Our analysis and observation was focused on the proteins that showed up or down-regulation in one phenotype compared to the others and compare to the control, as those proteins could potentially be investigated as biomarkers for aggressive tumors, e.g. protein alpha-adducin, was expressed in C, I and II only, and it was up-regulated in grade I by 3 fold compare to the control, however in II was down-regulated by 0.25 compare to the control, and wasn’t detected in III; hence the expression ratio for (I : II) was 11.6 fold. This may suggest that this protein is mainly present in the non-aggressive form of meningioma, or its representing gene (ADD1) may be switched off in the aggressive forms. Many other proteins showed similar pattern (Fig 1). Another intriguing observation of this data was the presence of some proteins in one subtype only compare to other subtypes and compare to the control. Twenty three proteins were detected in grade III only, including tumor protein D52, lysosome membrane protein 2, splicing factor-1 and MUC18. These proteins are of importance in biomarker study of meningiomas due to their unique expression. The full data is available in PubMed [5].
This data suggests the feasibility of identifying and quantifying the proteins in brain minengioma tissues for comparison studies. We are obtaining larger numbers of specimen to conduct a large scale experiments to significantly identify novel protein biomarkers that correlate with the aggressive tumors. These biomarkers will be clinically utilized in future management of patients, to better identify aggressive tumors for closer surveillance and application of novel targeted therapies. Ultimately this may potentially reduce the need for major high-risk surgery in this patient population.
Figure 1: Chart of the expression levels of selected proteins from. Their intensities in control (C) and meningioma tissues grade (I, II and III).
References:
1. Commins DL, Atkinson RD, Burnett ME (2007) Review of meningioma histopathology. Neurosurg Focus 23: E3.

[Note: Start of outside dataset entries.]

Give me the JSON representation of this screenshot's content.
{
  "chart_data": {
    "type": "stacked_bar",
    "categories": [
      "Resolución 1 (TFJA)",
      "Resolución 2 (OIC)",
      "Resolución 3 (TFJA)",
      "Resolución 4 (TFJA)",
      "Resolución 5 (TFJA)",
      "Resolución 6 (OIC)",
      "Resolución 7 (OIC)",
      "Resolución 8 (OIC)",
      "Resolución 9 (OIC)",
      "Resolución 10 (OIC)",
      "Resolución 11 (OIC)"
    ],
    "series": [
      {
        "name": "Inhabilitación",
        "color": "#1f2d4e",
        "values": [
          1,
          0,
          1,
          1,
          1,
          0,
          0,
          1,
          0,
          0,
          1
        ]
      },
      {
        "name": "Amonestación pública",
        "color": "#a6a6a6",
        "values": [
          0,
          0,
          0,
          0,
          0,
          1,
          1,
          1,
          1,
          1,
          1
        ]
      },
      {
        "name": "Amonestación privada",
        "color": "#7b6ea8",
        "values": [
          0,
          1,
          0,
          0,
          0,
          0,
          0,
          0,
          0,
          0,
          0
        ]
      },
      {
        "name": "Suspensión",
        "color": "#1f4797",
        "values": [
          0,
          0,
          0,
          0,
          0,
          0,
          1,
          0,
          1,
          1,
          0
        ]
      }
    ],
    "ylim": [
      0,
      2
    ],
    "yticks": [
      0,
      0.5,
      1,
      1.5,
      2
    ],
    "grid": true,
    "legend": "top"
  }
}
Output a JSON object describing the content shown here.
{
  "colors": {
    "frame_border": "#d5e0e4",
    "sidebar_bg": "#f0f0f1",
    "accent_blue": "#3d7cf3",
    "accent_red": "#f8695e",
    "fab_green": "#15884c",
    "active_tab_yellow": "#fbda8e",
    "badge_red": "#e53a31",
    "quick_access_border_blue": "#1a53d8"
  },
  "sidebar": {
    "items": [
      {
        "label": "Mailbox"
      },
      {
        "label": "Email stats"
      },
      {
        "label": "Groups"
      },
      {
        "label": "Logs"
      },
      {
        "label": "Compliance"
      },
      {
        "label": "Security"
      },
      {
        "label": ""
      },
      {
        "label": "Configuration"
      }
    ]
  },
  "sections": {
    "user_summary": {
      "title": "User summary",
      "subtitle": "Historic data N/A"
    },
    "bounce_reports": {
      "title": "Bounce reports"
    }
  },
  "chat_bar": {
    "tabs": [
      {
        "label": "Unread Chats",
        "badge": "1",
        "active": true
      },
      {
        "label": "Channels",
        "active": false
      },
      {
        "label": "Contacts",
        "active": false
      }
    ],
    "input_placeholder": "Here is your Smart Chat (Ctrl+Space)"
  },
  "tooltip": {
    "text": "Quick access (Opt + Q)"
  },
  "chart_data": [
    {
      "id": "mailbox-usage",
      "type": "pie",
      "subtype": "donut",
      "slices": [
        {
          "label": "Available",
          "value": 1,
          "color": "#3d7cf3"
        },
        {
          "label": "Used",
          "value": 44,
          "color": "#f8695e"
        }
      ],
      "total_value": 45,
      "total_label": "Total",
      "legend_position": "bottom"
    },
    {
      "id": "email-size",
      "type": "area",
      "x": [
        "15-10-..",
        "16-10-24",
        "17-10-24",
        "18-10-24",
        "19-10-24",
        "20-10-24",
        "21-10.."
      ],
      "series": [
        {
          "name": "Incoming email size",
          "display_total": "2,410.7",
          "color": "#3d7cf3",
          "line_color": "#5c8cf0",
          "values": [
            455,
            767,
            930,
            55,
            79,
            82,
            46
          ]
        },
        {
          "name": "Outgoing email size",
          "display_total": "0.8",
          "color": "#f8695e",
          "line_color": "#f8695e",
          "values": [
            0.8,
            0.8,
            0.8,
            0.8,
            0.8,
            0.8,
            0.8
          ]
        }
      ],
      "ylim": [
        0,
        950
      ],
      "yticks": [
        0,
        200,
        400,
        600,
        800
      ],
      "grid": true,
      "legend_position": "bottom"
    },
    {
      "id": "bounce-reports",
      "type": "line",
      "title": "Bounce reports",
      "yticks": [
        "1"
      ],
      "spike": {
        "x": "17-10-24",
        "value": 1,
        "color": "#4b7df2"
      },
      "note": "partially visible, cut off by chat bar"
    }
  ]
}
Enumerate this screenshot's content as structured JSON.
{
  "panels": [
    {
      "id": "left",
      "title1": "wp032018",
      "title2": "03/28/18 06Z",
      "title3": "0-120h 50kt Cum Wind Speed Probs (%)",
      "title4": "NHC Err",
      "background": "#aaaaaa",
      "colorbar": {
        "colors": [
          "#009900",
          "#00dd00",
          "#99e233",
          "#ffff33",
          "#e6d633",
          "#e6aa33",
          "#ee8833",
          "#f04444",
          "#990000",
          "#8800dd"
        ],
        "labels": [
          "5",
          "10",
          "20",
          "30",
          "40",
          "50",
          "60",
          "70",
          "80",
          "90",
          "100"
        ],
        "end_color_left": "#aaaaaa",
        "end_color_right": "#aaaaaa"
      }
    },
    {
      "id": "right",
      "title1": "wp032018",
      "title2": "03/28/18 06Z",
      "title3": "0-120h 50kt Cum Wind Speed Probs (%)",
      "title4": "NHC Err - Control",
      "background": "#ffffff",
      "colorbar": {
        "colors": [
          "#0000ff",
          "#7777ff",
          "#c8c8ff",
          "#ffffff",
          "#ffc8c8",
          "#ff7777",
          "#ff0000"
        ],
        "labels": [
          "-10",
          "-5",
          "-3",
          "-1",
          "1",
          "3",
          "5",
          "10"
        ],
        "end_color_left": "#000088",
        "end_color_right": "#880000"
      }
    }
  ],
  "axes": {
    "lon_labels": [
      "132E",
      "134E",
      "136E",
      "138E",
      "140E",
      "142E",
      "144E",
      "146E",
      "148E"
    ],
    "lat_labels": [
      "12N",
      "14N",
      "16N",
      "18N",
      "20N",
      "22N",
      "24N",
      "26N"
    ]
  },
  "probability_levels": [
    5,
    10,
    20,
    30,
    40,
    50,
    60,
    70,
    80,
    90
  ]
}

2. Doleželová H, Hynková L, Pospíšil P, Kazda T, Slampa P, et al. (2012) Therapeutic results of the treatment brain tumors using radiosurgery and stereotactic radiotherapy. Klin Onkol 25: 445-451
3. Lusis EA, Chicoine MR, Perry A (2005) High throughput screening of meningioma biomarkers using a tissue microarray. J Neurooncol 73: 219-223.
4. Sharma S, Ray S, Moiyadi A, Sridhar E, Srivastava S (2014) Quantitative proteomic analysis of meningiomas for the identificationof surrogate protein markers. Sci Rep 4: 7140.
5. Barkhoudarian G, Whitelegge JP, Kelly DF, Simonian M (2016) Proteomics Analysis of Brain Meningiomas in Pursuit of Novel Biomarkers of the Aggressive Behavior. J Proteomics Bioinform 9: 053-057.